We all know Alfred Hitchcock as the "Master of Suspense." The iconic filmmaker has made a career out of giving seemingly simple stories eerie and unimaginable twists.

Other than studying Hitchcock's work in film school, we don't often associate his movies with scientific research, or even science fiction for that matter. However, a recent study shows that the famed director's work can be used to help us better understand the brain.

After watching a Hitchcock film, a man who had been in a vegetative state for 16 years showed brain activity similar to healthy individuals, according to a recent study published in the journal Proceedings of the National Academy of Sciences. In the study, 12 healthy volunteers and the man in a vegetative state watched a 1961 episode of the TV show "Alfred Hitchcock Presents" while lying motionless in a magnetic-resonance scanner.

In the 8-minute clip that is meant to elicit suspense in the viewer, a 5-year-old carries around a partially loaded gun, believing it to be a toy. The girl shouts "Bang!" every time she points the revolver at someone with her finger on the trigger. 

The dozen healthy participants had similar brain activity, especially in parts of the brain linked to higher cognition and processing sensory information. Interestingly, the 34-year-old male participant in a vegetative state showed similar patterns of brain activity that were "actually indistinguishable from a healthy participant watching the movie," according to Adrian Owen, one of the authors of the study. The man has also gone to the movie theater every Wednesday since losing consciousness at the age of 18 after being assaulted.

"The reason Alfred Hitchcock is such a great movie-maker in this context is that his movies are filled with layers of inference and deduction, and he uses a lot of foreshadowing," Owen told Nature. "All those things require executive processing.

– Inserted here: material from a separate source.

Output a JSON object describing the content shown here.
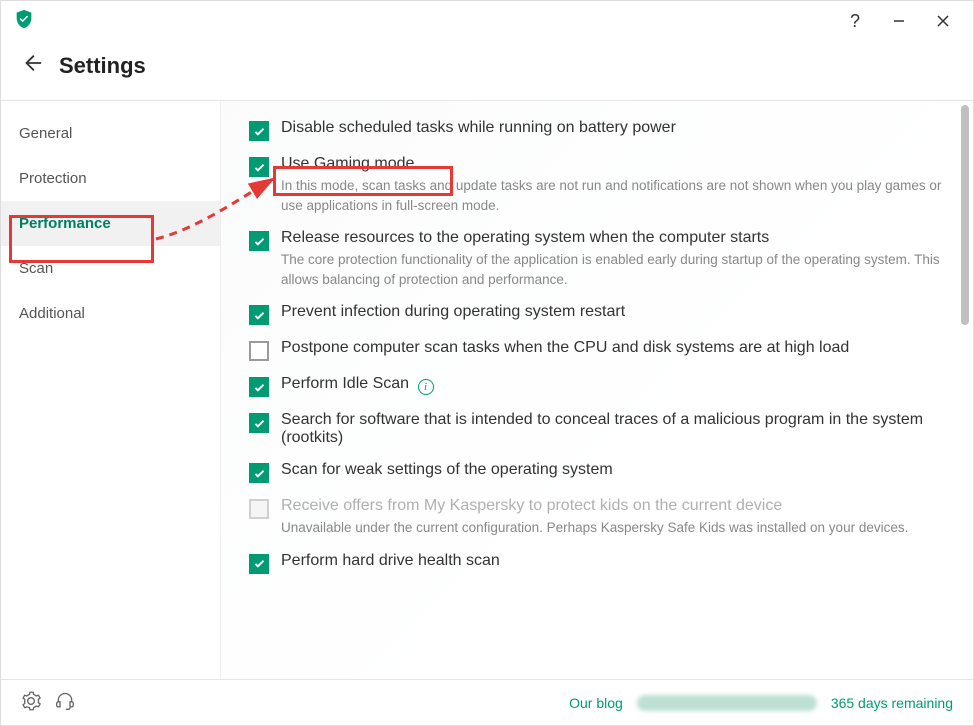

Those aren't things that go on unconsciously."

For example, when the child in the film is about to fire the gun at her mother, viewers may think back to how many bullets she loaded the gun with in the previous scene.

The study may make a case for the use of functional magnetic resonance imaging in detecting the consciousness of people in vegetative states, Russell Poldrack, a cognitive neuroscientist at Stanford University not involved in the study, told Nature. Although he said this is a "solid" case study, Poldrack said he would like to see studies with more non-responsive participants and better proof that certain aspects of the film, such as foreshadowing, relate to similar brain activity between people in healthy and vegetative states. 

Whether it's suspense, fear or sadness, Hitchcock's films always inspire a lot of feelings from viewers. It should make us all happy to know that the director's famous works can also be used for something even greater than entertainment.